Benchmarking (including development and support to G-series/Forillon)

Benchmarking refers to techniques used to ensure coherence between time series data of the same target variable measured at different frequencies, for example, sub-annually and annually.

Support for PROC BENCHMARKING was provided as needed. Many information requests were received from international agencies and national banks. Draft methodological specifications to include alterability coefficients and to facilitate the use of implicit forecasted benchmarks were prepared.

The use of benchmarking in the context of seasonal adjustment was summarized in a review paper (Quenneville and Fortier, 2010).

Development of compatibility tests continued and was documented. The technique was first presented at the Advisory Committee on Statistical Methods and then updated and submitted for publication (Quenneville and Gagné, 2010).

Benchmarking techniques from an error-model point of view continue to be explored and documented (Chen and Wu, 2010a and 2010b).

Raking (including development and support to G-series/Forillon)

Reconciliation is a method for imposing contemporaneous aggregation constraints on tables of time series, so that the "cell" series add up to the appropriate "marginal total" series.

Support for PROC TSRAKING was provided as needed. The procedure was publicized with a poster presentation at the SAS Global Forum (Bérubé and Fortier, 2010).

Time series reconciliation or raking is most often use on seasonally adjusted data to resolve the inconsistencies between a direct and an indirect adjustment. This use is presented in Mazzi, Fortier and Quenneville (2010).

The last few years of development of the methods and tools for benchmarking and reconciliation were summarized in a review paper (Quenneville and Fortier, 2011).

Calendarization

This sub-topic deals with the support and development of calendarization methods both from a benchmarking point of view and regarding the more recent and extremely promising spline interpolation techniques.

Spline interpolation techniques for calendarization were developed and presented at the Joint Statistical Meeting (Vancouver, August 2010). The paper was also submitted for publication in a refereed journal (Quenneville, Picard and Fortier, 2010).

An update of the calendarization methods and their applications in business surveys was also prepared for the Advisory Committee on Statistical methods (Fortier, Quenneville and Picard, 2010).

Trend estimation

Methods used for long-term trend estimation in environmental data were reviewed. The use of a trend-cycle approach was presented in Bemrose, Meszaros, Quenneville, Henry, Kemp and Soulard(2010) and in Bemrose, Meszaros and Quenneville (2011). This paper won Statistics Canada's Tom-Symons Award. The work continued to further develop the method and to incorporate the statistical properties of the linear trend estimate computed on smoothed data (Quenneville, Benmore and Meszaros, 2011).

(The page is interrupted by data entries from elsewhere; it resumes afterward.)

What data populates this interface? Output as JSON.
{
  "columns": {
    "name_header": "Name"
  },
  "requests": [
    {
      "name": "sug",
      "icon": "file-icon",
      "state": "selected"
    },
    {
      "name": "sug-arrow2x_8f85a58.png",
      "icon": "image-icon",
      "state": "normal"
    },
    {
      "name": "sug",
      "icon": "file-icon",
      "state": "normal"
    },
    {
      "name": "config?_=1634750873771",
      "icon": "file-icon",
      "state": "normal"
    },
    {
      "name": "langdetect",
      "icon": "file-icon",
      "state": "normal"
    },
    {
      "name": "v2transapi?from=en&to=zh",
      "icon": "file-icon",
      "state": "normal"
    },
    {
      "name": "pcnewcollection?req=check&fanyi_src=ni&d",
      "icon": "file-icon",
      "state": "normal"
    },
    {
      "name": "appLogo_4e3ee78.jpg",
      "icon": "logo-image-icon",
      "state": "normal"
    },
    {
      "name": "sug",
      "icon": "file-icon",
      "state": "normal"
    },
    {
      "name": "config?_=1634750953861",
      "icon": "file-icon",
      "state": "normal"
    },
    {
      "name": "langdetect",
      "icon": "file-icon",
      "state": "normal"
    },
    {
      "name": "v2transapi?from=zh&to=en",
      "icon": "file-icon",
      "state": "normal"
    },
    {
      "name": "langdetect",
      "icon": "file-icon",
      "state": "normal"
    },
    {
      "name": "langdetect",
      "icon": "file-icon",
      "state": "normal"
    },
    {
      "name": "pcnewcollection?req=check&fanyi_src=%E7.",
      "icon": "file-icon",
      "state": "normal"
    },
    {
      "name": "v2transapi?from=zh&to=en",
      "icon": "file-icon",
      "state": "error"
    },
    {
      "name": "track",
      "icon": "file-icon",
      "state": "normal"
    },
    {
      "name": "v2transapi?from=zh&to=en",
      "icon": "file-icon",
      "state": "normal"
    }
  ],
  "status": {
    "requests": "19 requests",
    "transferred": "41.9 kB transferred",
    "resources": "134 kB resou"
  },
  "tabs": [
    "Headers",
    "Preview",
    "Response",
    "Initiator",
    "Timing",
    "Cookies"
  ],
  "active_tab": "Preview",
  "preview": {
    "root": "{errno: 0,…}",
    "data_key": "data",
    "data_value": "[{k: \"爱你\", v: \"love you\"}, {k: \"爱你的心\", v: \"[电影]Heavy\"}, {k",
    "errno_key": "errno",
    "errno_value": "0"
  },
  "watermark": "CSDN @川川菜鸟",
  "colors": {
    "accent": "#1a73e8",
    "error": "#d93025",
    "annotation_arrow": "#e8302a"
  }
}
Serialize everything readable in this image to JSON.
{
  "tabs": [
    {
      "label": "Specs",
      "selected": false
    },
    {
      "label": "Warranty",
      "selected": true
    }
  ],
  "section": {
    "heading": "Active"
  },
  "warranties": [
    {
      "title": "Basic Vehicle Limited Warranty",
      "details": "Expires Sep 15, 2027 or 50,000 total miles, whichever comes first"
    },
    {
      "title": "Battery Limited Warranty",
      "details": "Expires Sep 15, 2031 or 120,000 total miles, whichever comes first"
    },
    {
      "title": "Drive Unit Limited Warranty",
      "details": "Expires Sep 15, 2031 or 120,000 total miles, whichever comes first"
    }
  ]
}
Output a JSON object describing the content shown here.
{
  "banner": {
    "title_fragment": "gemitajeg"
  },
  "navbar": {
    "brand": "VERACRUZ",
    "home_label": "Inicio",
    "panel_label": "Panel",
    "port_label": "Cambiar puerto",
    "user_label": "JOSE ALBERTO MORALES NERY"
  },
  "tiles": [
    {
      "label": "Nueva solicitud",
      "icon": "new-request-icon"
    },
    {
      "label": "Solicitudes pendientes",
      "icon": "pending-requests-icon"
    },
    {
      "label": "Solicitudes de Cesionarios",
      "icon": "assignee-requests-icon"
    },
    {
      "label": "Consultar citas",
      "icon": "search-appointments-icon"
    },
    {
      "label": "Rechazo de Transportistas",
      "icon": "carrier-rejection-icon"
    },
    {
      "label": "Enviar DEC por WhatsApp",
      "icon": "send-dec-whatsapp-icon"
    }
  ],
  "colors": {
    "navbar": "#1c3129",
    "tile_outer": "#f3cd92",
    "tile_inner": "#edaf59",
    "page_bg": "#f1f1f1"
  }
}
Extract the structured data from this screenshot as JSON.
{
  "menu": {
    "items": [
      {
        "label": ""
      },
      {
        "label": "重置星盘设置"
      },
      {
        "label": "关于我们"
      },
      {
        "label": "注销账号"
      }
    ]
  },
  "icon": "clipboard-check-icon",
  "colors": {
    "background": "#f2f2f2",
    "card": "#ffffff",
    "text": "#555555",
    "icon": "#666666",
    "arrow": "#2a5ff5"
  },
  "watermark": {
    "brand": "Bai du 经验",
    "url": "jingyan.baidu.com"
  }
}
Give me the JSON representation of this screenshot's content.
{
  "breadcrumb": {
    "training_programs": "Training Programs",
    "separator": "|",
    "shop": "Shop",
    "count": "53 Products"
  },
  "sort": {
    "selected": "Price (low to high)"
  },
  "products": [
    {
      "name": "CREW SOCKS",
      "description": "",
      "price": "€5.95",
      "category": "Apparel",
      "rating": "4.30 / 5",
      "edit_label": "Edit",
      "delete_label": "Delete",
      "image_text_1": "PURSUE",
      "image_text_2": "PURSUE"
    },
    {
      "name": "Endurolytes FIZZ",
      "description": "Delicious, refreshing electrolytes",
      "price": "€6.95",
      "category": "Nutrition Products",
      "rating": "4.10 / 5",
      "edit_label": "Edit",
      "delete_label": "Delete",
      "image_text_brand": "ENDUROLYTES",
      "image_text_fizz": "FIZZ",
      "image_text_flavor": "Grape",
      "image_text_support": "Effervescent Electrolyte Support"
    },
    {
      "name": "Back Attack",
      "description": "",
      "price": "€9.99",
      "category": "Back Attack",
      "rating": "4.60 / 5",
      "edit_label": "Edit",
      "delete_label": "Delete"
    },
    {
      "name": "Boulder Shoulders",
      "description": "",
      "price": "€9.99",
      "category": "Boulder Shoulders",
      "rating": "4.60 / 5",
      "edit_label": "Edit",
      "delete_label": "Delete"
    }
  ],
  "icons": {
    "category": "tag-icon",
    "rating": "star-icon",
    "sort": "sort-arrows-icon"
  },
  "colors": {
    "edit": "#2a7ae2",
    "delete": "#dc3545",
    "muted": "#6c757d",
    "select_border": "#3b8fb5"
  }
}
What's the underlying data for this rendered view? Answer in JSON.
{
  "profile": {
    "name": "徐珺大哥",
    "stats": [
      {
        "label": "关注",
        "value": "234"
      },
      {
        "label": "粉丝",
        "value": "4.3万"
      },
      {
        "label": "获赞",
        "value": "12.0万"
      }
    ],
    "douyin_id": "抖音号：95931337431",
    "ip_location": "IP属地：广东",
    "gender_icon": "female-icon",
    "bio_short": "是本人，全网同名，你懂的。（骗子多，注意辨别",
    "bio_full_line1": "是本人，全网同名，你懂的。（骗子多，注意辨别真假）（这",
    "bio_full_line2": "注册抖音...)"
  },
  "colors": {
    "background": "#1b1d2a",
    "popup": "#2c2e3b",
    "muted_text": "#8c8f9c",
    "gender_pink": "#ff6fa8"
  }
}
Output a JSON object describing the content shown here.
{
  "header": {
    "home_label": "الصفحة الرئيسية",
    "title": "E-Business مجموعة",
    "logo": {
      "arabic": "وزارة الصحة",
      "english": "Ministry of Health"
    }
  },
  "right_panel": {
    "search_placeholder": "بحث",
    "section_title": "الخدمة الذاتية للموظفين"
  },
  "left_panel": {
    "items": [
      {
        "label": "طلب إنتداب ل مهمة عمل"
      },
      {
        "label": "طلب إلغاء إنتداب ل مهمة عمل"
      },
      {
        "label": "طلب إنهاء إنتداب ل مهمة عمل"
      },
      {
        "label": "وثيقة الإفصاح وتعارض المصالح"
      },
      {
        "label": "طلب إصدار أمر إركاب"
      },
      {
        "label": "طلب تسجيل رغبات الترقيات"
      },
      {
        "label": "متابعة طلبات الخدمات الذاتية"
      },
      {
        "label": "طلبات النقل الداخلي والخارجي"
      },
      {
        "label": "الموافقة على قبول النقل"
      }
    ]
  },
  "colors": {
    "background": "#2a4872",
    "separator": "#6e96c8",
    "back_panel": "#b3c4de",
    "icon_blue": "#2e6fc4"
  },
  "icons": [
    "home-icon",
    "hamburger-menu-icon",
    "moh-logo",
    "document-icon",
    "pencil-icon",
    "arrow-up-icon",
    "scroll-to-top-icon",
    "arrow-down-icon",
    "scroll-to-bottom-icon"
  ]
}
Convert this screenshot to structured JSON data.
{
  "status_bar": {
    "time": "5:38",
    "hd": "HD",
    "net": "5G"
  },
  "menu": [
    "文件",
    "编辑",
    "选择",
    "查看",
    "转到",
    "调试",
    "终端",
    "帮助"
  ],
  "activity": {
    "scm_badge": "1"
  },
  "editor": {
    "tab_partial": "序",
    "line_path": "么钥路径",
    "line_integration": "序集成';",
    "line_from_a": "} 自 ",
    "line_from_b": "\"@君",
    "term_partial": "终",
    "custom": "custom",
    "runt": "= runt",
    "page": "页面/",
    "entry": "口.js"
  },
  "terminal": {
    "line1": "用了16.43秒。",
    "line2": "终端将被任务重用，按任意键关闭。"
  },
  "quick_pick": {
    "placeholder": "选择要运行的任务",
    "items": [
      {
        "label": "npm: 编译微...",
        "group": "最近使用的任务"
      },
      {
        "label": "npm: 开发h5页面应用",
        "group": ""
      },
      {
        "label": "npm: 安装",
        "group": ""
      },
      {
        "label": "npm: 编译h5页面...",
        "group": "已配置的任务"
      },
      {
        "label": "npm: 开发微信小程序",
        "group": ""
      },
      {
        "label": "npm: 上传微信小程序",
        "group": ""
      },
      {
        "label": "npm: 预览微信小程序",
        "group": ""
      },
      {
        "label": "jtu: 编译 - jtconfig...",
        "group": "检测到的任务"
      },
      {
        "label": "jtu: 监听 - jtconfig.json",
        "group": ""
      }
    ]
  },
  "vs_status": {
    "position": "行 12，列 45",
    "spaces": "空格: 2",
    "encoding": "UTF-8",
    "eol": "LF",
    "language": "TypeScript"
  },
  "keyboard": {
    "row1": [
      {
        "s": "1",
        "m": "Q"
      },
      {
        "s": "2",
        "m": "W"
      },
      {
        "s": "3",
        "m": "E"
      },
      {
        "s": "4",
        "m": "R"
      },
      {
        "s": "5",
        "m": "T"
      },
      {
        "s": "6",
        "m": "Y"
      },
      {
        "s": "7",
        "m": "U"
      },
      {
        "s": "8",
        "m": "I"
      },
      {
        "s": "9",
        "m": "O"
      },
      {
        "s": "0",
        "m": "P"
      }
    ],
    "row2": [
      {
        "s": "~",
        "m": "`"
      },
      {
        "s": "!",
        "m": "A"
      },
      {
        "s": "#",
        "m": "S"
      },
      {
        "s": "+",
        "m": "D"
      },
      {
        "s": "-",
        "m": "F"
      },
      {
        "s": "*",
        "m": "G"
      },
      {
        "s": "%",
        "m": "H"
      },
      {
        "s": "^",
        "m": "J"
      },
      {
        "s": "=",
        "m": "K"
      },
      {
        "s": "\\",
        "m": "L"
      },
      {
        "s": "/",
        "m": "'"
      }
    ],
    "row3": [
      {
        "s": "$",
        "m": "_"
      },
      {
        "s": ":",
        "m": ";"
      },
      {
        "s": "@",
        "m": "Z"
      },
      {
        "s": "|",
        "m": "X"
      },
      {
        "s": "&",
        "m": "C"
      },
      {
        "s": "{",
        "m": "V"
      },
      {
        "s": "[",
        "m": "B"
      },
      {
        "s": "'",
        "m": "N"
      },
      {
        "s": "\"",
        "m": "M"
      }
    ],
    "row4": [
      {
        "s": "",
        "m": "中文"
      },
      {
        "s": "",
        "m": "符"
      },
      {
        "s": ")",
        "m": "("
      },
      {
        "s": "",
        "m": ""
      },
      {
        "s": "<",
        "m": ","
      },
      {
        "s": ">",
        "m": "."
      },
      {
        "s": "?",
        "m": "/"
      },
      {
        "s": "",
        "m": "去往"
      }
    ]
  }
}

Methods for short-term trend analysis (also referred to as "real-time" analysis) were studied, especially those related to reproducing kernel Henderson filters. (Bianconcini and Quenneville, 2010).

Other R&D time series projects

Modeling is another area of time series research, and unit-root testing is a core part of identifying ARIMA models. In collaboration with professors from the Chinese University of Honk Kong and the Hangzhou Normal University, work continued on the theoretical distribution – exact, approximate, and asymptotic – of the sample variogram to obtain a test for unit root (Chen, Wu and Wang, 2011).

For further information, contact:
Susie Fortier (613-951-4751, susie.fortier@statcan.gc.ca).

Reference

Wyman, D. (2010). Seasonal adjustment and identifying economic trends. Statistics Canada: Canadian Economic Observer, March 2010, Catalogue no. 11-010-X.

Record linkage resource centre

The objectives of the Record Linkage Resource Centre (RLRC) are the following:

  • To provide consulting services to both internal and external users of record linkage methods, including recommendations on software and methodology and collaborative work on record linkage applications.
  • To evaluate alternative record linkage methods and develop improved methods.
  • To evaluate software packages for record linkage and, where necessary, develop prototype versions of software incorporating methods not available in existing packages.
  • To assist in the dissemination of information concerning record linkage methods, software and applications to interested persons both within and outside Statistics Canada.

Below is a list of our activities in 2010-2011

  • Continued to provide support work to the development team of G-Link, including participating in Record Linkage User Group meetings.
  • Provided various consulting services to internal users of record linkage methods.
  • Consultation services (steps to access data for record linkage, provision of documentation and information on RL policy), services associated with the probabilities calculated using G-Link to select better rules and thresholds.
  • Sharing pre-processing macros for cleaning up much of the data (treatment of dates, standardization and parsing names and surnames, validity of identifiers (SIN, HIN)).
  • Presentation of a seminar on the Record Linkage Resource Centre (RLRC) and all the resources available to methodologists and external users in Methodology Branch's Learning Week.
  • Preparations for the presentation of an article by Winkler (2009) entitled "Record linkage" for Methodology Branch's article-of-the-month program. The focus will be on the following topics: the Fellegi-Sunter theoretical approach, the generalized EM algorithm approach, string comparators (Jaro-Winkler), the importance of pre-processing steps, estimation of the error rate, and adjustment of the linear regression analysis using matched data.
  • An update of Methodology Branch's list of probabilistic linkage projects.
  • A study of the linkage error rate due to false positives and false negatives under the usual probabilistic matching assumptions to automatically generate the thresholds for charts of observed error rates. For approaches using conditional weights, certain tools must first be developed in G-Link when frequency weights are used. A project is under way to create that functionality.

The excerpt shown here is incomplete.